Le contrôle anti-dopage

On en a déjà tous entendu parler, mais finalement, comment se déroule un contrôle anti-dopage dans le milieu des compétitions équestres ?Je vais vous parler de ma propre expérience, dans le milieu des courses hippiques, ayant déjà accompagné plusieurs chevaux au contrôle. 

 
Avant l’entrée en piste et donc avant la course, la puce électronique de chaque cheval est vérifiée dans le rond de présentation par un commissaire des courses.  Puis, les chevaux entrent en piste et font leur course. Le contrôle du cheval est déterminé avant la course. En effet, des enveloppes concernant chaque course sont préparées à l’avance par la Fédération Suisse des Courses (FSC), et dans chaque enveloppe figure la position (rang) du cheval qui sera appelé au contrôle doping. L’enveloppe est ouverte une fois que les chevaux ont franchi la ligne d’arrivée et que celle-ci est validée.

Dès la sortie de piste, un membre de la Commission vétérinaire vient vers le concurrent désigné ou son représentant, et lui passe un brassard « contrôle vétérinaire » au bras. A partir de ce moment-là et jusqu’à la fin du contrôle, le commissaire ne vous quittera plus des yeux. Le déharnachement se fera aux abords du boxe doping devant le commissaire, qui pourra alors vérifier que le matériel du cheval est bien autorisé. Donc toujours prévoir à l’avance le matériel approprié, à savoir: une corde, un licol, une couverture séchante, un couteau de chaleur et un seau, à déposer au préalable dans l’aire de contrôle. 
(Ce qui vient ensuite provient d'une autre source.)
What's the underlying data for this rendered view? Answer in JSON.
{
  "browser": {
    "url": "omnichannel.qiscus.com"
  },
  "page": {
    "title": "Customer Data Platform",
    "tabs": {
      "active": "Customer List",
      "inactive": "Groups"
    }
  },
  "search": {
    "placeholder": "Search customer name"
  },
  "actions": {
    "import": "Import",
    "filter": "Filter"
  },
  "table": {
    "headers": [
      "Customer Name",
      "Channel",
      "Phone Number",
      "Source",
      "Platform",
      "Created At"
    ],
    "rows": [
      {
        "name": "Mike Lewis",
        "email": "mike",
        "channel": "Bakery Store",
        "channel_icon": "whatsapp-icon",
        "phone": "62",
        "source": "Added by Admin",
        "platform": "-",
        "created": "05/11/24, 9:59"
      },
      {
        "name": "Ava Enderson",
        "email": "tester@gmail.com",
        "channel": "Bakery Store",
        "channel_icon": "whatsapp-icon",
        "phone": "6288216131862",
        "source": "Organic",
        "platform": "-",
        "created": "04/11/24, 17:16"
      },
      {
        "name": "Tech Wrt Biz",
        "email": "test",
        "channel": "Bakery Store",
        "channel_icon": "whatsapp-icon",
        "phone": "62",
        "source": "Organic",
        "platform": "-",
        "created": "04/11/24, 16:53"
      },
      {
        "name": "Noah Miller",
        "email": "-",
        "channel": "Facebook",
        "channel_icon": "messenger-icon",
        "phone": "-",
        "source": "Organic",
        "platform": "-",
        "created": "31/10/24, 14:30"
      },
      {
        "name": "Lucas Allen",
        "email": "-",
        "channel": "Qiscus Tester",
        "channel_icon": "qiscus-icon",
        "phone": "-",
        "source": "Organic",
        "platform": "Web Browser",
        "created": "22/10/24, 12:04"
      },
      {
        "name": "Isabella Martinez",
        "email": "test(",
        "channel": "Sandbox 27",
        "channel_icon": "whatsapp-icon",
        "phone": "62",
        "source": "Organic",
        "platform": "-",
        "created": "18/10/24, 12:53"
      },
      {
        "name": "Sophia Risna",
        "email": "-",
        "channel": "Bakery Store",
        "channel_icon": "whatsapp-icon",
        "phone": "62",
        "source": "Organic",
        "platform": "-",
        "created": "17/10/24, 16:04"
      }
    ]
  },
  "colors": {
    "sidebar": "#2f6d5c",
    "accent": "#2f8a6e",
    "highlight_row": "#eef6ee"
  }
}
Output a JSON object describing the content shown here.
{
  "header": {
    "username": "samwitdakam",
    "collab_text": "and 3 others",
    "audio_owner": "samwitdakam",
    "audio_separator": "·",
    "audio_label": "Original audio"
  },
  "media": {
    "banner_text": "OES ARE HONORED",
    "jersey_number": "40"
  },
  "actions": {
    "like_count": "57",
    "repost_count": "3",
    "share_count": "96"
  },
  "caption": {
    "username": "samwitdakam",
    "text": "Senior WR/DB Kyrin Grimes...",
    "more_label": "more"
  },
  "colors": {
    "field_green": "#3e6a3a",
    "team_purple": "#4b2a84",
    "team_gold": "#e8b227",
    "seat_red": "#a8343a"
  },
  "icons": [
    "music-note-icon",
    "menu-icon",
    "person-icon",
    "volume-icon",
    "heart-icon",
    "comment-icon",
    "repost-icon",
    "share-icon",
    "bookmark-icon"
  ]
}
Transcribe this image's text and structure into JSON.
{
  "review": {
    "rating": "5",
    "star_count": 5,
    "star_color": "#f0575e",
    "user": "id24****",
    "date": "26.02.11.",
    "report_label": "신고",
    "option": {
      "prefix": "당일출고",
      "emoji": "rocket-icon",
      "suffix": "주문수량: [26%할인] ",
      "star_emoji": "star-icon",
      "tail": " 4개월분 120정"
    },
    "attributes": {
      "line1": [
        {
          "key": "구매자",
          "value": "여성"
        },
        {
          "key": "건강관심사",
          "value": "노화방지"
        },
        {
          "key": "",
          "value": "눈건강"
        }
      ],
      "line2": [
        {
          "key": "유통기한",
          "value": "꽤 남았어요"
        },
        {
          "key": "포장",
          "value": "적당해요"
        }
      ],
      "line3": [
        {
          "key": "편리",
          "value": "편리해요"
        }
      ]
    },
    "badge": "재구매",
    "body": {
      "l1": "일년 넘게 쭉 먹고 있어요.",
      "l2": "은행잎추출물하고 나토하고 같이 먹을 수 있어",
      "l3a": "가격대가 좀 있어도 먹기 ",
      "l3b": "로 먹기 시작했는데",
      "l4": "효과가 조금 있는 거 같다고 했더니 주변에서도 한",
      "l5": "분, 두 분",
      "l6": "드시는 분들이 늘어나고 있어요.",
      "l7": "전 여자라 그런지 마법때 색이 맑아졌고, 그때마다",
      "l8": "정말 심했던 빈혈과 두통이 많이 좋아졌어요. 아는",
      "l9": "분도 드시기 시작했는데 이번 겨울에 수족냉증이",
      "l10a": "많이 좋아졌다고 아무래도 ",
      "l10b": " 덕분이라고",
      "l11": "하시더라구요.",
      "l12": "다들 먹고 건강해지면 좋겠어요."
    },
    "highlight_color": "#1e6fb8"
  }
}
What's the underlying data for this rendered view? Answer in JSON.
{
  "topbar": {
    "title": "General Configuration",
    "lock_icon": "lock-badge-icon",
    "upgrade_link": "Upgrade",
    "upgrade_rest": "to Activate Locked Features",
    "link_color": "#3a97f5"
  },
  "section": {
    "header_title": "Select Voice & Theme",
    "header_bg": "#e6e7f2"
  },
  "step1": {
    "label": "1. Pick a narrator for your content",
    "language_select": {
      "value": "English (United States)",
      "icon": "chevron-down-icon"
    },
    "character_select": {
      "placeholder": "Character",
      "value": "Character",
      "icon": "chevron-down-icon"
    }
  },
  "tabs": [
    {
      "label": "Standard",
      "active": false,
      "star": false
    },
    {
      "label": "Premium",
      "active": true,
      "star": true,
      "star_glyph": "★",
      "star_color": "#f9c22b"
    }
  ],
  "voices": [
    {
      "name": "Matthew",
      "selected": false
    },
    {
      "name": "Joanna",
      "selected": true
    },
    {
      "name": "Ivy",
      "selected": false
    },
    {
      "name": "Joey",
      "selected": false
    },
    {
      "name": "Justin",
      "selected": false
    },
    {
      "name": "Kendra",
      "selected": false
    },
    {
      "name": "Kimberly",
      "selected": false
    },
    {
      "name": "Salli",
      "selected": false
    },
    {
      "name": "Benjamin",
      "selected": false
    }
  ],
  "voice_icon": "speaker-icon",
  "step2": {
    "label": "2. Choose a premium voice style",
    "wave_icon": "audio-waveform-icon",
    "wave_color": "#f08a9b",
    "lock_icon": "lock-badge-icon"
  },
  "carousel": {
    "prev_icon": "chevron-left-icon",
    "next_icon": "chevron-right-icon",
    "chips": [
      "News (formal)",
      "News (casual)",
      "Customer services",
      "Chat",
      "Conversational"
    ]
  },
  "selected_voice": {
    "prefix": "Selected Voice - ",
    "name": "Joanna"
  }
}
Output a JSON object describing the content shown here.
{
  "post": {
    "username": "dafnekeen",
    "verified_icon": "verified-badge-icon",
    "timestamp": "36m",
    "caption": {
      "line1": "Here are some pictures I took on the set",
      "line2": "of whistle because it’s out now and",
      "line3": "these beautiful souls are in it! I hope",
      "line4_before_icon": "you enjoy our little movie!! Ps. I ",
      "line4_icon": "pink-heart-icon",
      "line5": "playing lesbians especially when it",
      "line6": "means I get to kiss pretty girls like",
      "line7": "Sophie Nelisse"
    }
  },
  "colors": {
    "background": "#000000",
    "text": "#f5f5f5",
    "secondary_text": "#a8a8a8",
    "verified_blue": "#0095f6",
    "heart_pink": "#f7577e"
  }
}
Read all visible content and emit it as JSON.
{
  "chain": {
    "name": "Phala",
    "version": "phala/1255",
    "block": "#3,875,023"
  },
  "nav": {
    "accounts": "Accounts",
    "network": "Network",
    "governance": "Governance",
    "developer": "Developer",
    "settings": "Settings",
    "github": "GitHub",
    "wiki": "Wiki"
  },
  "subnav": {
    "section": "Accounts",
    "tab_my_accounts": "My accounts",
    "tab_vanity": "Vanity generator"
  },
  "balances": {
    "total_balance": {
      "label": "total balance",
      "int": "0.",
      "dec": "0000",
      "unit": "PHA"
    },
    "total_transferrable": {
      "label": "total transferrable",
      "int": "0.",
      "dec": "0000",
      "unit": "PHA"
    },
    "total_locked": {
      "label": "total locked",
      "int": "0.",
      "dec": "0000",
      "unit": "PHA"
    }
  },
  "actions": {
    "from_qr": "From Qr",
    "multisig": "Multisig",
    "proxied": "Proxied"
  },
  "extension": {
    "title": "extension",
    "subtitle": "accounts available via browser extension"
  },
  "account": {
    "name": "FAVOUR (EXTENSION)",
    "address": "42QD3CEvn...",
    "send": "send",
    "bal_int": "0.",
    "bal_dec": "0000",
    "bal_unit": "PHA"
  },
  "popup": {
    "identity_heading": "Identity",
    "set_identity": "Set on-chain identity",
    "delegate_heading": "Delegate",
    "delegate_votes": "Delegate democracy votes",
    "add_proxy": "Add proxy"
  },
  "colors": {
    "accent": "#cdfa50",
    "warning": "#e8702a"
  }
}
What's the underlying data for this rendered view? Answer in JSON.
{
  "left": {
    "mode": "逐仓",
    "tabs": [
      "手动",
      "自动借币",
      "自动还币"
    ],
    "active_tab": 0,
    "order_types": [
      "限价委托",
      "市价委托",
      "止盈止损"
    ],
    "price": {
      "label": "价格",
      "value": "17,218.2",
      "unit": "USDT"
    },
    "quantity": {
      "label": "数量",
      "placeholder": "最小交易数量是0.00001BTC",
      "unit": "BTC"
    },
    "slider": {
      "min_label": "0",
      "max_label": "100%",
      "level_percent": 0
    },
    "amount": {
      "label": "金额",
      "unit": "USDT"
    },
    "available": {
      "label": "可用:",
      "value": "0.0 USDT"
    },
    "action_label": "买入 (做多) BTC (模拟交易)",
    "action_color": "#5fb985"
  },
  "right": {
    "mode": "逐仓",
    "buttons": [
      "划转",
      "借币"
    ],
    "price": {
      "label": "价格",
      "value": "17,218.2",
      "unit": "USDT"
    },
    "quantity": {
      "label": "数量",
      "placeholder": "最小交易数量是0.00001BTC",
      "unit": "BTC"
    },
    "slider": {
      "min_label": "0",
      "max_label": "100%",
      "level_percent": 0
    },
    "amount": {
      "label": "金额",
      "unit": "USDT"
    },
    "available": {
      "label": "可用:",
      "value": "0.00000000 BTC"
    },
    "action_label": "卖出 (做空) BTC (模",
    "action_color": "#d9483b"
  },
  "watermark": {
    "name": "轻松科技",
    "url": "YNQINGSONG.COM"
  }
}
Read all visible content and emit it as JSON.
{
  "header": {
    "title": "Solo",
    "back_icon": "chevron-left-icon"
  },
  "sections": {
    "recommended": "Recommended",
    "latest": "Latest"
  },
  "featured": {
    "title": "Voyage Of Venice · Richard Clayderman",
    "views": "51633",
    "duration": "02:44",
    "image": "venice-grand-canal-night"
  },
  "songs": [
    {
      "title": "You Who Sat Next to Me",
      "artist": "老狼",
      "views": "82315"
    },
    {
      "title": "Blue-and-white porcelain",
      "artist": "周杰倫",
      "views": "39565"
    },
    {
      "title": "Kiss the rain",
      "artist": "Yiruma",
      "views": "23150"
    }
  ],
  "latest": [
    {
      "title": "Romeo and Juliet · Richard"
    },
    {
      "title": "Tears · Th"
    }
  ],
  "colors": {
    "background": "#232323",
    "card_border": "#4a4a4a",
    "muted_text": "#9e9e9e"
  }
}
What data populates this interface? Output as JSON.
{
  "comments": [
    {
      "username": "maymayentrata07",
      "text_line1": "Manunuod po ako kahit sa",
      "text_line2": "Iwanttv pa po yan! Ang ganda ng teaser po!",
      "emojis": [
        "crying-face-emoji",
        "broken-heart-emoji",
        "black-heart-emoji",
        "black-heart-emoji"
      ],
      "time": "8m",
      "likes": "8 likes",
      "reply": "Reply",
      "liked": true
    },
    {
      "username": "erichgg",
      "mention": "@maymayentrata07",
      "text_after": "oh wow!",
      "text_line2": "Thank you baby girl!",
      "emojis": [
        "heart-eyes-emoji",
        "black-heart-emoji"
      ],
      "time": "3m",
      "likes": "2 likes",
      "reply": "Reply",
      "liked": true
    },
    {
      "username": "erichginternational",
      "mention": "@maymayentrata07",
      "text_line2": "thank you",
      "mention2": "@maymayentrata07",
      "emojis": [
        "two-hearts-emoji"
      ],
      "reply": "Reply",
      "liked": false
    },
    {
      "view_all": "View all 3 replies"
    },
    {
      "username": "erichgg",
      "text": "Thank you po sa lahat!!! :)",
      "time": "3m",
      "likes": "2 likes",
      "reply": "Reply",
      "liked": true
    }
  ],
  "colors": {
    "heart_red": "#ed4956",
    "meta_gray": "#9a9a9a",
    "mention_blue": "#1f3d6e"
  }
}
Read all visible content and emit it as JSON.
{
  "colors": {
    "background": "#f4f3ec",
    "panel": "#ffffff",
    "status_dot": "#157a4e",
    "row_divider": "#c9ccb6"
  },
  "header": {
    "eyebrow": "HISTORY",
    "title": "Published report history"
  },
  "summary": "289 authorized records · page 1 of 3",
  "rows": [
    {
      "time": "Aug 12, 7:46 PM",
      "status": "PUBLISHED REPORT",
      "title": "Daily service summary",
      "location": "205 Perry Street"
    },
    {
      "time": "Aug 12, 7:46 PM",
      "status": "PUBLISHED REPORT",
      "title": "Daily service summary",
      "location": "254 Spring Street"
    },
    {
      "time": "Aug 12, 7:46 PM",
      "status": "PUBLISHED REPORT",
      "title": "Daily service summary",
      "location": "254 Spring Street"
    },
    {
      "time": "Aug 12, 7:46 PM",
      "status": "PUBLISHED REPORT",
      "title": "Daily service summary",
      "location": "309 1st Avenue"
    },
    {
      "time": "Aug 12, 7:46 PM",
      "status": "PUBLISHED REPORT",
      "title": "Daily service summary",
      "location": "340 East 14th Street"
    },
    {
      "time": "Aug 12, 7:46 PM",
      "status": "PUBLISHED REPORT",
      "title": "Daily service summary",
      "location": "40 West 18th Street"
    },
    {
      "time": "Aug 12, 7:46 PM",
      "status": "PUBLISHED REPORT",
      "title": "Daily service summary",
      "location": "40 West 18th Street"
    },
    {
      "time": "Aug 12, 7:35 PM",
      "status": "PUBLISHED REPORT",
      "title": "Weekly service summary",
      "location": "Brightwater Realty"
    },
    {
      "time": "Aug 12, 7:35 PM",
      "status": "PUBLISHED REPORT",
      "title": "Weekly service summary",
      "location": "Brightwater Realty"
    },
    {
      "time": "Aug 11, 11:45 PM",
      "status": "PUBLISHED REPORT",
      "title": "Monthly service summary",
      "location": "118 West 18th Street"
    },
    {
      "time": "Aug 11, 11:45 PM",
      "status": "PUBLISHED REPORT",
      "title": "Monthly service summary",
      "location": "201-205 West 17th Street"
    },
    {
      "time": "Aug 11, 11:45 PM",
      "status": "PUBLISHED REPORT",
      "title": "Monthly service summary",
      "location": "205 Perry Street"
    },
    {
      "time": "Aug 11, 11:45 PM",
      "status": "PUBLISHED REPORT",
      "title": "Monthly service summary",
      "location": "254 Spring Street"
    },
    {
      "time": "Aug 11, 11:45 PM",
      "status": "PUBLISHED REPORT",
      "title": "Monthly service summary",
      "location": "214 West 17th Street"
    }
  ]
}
Une fois le cheval débarrassé de son matériel, direction la douche. Non seulement pour le rafraîchir, mais aussi pour l’abreuver. Attention, le cheval ne doit absolument rien manger, donc interdiction de le faire brouter ou donner une récompense. Une fois la douche finie et le cheval couvert, le marcher plusieurs minutes afin qu’il récupère, puis le faire entrer dans le boxe prévu pour le contrôle, après accord du commissaire au dopage.

Une fois dans le boxe, le cheval doit tout d’abord uriner. Chez les juments ça pose généralement moins de problème. Mais si votre cheval ne peut le faire de suite, un panier lui sera mis afin qu’il ne mange pas de paille, et sera détaché et laissé libre dans le boxe, ce qui peut parfois grandement aider. Une fois l’urine prélevée, le vétérinaire effectuera une prise de sang. Dans certains pays, seul le prélèvement d’urine suffit. La prise de sang sera effectuée uniquement si le cheval n’urine pas. En Suisse le prélèvement d’urine et de sang se font de toute façon. Si le cheval n’urine pas, il n’y aura que le prélèvement sanguin qui sera effectué.

 
A partir de ce moment-là, votre cheval peut à nouveau manger, l’étape du contrôle le concernant est terminé. Il vous restera à contrôler que le commissaire au dopage remplisse les fioles d’urine sous vos yeux, ainsi que l’envoi des tubes de sang, répertoriés par un numéro, qui doit être le même sur le formulaire, sur les tubes de sang et sur le flacon d’urine. Ensuite, une signature vous sera demandée. Le cavalier, l’entraîneur ou un représentant de l’écurie (pour autant que la personne soit majeure) peut participer et signer le contrôle. Avant de repartir, le commissaire au dopage vous rendra le carnet du cheval, avec l’inscription du contrôle, la date et le même numéro qui figure sur les prélèvements notés dedans. A ce moment-là, le contrôle est terminé et le cheval est ramené dans ses écuries. Le résultat du contrôle sera transmis à l’entraîneur et au propriétaire par courrier, quelques semaines après.

 
En cas de contrôle positif, c’est la responsabilité de l’entraîneur qui incombe. Celui-ci se verra affligé d’une amende, voire d’un retrait de licence selon la substance trouvée et la quantité. Mais bien souvent, il s’agit d’une négligence ou d’une erreur involontaire lors de la médication du cheval.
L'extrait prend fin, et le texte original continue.